As AI capabilities accelerate, now is the time to sharpen skills for keeping these technologies on track through mindfulness, critical thinking, and intentional questioning that elevates truth while maintaining ethics. I welcome readers on this journey to empower responsible engagement with powerful but limited big language models.
Glossary
- Large language models - Sophisticated AI systems trained on vast datasets of text to generate human-like language and engage in dialogue. Examples include GPT-3, Google's LaMDA, and Wu Dao 2.0.
- Natural language processing (NLP) - The branch of artificial intelligence focused on enabling computers to understand, interpret, and generate human languages. Key technique is language modeling.
- Language modeling - Training AI systems to predict probable sequences of words through exposure to massive text datasets. Enables generating smooth, coherent text.
- Parameters - The internal variables or data weights within a machine learning model that are adjusted during training to improve its accuracy. More parameters allow modeling more complex patterns.
- Generalization - The ability of AI systems to extend their learning on a training dataset to new, unseen data. Poor generalization means struggling with unfamiliar inputs.
- Overfitting - When models become excessively tuned to idiosyncrasies of their training data rather than learning generalized knowledge. Leads to poor performance on new data.
- Out-of-distribution data - Input data that differs meaningfully from what a model was trained on. Can reveal limitations in generalization.
- Narrow AI - Systems that demonstrate intelligence in narrow domains but don't have generalized reasoning abilities.

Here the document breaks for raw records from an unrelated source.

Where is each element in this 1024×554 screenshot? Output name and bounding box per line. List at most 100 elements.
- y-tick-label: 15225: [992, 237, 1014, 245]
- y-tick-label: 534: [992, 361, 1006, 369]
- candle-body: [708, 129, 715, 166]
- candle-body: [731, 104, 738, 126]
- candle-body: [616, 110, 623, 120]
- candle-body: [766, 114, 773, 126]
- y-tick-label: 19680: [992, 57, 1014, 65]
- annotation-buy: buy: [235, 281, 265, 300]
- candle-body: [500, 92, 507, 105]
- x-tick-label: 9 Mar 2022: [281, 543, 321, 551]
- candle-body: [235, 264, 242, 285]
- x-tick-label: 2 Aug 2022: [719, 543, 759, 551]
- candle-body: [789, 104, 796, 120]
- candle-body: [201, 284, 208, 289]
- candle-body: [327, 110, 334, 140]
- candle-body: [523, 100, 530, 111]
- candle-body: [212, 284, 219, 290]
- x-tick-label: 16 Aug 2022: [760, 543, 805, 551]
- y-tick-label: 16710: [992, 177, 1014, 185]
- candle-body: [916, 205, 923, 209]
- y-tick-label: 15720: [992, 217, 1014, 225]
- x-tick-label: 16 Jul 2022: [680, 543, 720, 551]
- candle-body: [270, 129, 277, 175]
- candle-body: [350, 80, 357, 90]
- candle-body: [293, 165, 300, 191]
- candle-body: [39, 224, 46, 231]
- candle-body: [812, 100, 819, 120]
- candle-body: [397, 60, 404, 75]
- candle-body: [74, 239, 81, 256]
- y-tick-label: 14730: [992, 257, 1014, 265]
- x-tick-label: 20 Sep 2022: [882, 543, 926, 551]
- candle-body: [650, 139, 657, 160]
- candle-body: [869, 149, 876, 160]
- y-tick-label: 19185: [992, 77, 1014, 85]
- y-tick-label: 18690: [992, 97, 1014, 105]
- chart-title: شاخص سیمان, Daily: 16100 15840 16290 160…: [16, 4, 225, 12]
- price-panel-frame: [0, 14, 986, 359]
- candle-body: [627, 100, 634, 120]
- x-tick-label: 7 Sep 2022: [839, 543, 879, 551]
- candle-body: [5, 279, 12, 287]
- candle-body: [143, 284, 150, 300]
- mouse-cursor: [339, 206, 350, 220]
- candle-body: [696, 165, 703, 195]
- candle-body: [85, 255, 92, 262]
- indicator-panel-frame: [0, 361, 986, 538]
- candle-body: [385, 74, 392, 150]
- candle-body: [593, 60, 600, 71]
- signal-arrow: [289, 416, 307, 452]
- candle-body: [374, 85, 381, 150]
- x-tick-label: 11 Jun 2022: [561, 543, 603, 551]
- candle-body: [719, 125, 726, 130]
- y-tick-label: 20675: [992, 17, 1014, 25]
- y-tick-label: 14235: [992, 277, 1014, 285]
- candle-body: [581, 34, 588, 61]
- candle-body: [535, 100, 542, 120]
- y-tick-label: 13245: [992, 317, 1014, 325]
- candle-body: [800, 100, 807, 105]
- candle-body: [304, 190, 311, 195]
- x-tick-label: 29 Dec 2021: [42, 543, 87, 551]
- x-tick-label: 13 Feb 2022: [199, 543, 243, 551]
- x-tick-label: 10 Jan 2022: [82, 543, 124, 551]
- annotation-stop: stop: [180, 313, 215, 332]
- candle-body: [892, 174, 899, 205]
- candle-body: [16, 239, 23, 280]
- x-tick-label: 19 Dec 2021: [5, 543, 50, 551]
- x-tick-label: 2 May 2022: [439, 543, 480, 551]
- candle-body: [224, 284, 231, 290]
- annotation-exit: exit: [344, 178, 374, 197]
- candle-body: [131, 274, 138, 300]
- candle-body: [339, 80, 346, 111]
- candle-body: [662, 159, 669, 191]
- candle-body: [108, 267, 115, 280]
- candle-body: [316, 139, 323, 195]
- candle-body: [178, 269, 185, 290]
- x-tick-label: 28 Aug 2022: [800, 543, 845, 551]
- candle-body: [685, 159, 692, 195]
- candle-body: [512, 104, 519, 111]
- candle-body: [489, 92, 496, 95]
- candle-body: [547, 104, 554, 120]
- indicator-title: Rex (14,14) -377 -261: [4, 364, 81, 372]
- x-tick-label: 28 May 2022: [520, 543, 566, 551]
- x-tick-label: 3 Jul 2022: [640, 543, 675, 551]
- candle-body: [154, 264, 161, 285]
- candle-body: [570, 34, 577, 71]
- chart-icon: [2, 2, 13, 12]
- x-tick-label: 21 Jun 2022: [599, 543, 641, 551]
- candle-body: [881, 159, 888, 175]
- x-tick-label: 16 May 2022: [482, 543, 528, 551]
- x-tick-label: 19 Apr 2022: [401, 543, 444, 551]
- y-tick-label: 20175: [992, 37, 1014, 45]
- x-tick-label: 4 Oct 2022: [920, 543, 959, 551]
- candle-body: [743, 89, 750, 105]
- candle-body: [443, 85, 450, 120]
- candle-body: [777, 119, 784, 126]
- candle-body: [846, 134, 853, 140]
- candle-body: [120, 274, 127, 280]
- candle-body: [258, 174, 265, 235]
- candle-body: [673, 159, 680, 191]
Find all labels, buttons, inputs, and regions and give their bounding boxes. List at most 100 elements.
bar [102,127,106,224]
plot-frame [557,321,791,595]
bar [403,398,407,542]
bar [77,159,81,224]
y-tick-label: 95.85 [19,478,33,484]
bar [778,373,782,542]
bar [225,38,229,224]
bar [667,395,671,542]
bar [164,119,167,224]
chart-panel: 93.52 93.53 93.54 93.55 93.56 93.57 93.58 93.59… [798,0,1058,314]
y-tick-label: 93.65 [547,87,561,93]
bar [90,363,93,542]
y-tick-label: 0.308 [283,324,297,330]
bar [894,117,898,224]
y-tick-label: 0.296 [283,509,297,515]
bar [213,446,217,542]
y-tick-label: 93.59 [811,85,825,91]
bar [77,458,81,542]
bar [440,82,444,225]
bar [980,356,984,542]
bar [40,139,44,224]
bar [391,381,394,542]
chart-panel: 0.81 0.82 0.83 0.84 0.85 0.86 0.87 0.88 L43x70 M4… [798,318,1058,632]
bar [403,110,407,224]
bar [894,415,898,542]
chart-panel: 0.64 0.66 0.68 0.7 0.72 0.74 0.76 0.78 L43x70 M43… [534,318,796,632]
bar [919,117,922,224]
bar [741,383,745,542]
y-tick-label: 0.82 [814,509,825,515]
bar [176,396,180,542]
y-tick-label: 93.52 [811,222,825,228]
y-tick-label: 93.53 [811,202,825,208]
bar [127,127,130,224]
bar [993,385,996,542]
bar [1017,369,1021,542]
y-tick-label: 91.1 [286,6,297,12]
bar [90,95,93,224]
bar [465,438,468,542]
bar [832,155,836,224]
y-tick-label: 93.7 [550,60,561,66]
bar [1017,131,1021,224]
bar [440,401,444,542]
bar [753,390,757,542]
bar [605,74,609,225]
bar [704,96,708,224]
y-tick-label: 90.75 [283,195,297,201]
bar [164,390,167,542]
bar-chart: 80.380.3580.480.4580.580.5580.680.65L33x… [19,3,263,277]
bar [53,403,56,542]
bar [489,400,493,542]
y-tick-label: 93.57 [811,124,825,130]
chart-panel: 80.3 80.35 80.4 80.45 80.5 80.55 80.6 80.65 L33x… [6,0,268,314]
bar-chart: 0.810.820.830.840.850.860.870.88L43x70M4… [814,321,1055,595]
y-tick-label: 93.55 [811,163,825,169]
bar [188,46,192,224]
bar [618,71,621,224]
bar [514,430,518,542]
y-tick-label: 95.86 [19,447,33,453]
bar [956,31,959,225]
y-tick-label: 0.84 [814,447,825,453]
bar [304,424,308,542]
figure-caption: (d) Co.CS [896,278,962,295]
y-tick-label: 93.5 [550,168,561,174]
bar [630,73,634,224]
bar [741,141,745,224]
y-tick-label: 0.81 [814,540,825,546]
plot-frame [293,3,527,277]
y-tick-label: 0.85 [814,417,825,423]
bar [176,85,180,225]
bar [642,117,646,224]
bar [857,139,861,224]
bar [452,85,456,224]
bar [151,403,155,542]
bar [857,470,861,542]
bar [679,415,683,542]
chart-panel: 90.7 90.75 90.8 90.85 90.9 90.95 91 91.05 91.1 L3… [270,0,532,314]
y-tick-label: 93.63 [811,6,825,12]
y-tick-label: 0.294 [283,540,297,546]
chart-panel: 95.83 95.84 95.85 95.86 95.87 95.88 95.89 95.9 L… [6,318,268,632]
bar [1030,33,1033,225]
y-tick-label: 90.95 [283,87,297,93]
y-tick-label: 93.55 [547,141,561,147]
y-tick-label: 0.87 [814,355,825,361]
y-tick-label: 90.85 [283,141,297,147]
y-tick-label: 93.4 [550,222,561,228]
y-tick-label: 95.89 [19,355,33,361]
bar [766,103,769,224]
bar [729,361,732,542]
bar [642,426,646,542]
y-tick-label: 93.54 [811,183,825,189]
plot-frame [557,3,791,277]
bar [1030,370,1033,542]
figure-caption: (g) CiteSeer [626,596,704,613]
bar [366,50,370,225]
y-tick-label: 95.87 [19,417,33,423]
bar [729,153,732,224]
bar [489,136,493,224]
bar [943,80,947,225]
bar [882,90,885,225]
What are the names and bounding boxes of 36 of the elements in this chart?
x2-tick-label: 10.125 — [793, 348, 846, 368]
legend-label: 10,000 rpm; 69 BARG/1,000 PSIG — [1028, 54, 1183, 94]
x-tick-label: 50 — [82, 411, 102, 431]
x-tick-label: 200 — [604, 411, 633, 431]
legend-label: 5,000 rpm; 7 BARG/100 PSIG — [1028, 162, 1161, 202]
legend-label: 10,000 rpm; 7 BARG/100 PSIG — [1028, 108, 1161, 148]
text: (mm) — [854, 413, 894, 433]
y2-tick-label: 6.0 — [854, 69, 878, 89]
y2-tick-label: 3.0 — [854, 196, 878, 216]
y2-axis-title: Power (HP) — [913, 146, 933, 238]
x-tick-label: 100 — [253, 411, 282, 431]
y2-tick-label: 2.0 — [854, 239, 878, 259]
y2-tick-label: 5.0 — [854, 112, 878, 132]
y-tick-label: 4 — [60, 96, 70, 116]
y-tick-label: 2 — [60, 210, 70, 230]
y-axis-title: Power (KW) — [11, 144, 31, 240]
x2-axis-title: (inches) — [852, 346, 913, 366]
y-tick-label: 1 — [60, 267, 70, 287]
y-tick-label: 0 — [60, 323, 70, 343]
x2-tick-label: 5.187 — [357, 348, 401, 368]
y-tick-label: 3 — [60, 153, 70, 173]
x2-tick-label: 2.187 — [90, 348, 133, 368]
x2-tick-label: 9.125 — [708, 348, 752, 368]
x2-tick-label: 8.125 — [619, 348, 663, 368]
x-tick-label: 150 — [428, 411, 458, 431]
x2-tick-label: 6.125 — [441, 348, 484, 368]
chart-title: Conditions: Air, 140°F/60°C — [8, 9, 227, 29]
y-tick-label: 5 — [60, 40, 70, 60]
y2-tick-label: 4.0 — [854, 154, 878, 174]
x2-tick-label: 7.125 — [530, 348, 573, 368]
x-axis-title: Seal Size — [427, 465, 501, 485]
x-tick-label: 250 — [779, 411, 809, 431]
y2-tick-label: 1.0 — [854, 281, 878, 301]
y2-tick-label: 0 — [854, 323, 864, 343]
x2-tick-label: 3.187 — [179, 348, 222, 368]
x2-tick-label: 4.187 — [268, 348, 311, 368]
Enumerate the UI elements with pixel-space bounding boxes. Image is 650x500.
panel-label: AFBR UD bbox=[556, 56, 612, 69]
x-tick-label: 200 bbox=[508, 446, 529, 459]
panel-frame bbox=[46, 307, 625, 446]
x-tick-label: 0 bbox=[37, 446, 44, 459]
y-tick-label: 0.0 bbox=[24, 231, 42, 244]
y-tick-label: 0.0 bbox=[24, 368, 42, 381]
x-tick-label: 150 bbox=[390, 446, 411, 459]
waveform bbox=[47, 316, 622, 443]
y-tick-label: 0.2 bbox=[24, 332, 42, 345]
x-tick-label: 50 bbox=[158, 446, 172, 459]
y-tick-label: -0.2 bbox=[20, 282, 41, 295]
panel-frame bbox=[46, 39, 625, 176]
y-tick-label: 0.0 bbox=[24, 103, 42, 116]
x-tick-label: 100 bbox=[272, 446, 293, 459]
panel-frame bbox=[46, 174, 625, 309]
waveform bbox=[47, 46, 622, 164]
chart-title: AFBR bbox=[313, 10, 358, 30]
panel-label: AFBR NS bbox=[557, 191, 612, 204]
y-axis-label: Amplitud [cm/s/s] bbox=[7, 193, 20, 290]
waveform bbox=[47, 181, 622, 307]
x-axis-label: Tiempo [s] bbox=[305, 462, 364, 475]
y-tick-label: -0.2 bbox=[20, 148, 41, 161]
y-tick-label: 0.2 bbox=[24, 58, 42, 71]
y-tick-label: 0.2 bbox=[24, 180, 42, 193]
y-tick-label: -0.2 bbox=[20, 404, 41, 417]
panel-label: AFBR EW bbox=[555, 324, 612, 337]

Large language models are currently narrow AI.
- Abstraction - The ability to interpret concepts at higher levels of meaning by identifying patterns, rules, themes, etc. behind specifics.
- Common sense - The collection of background knowledge, assumptions, social norms, causal intuitions and practical reasoning ability that humans accumulate through experience.
- Hallucination - When AI systems generate fabricated output that seems plausible but does not reflect truthful, factual reality.
- Confirmation bias - The tendency to search for or interpret information in ways that conform to one's preconceptions or hypotheses. Can skew inquiry.
- Reductionism - Explaining complex phenomena by reducing them to simpler constituent parts rather than recognizing multifaceted aspects.
- Leading question - Questions phrased to influence someone's response by making assumptions or suggesting desired answers.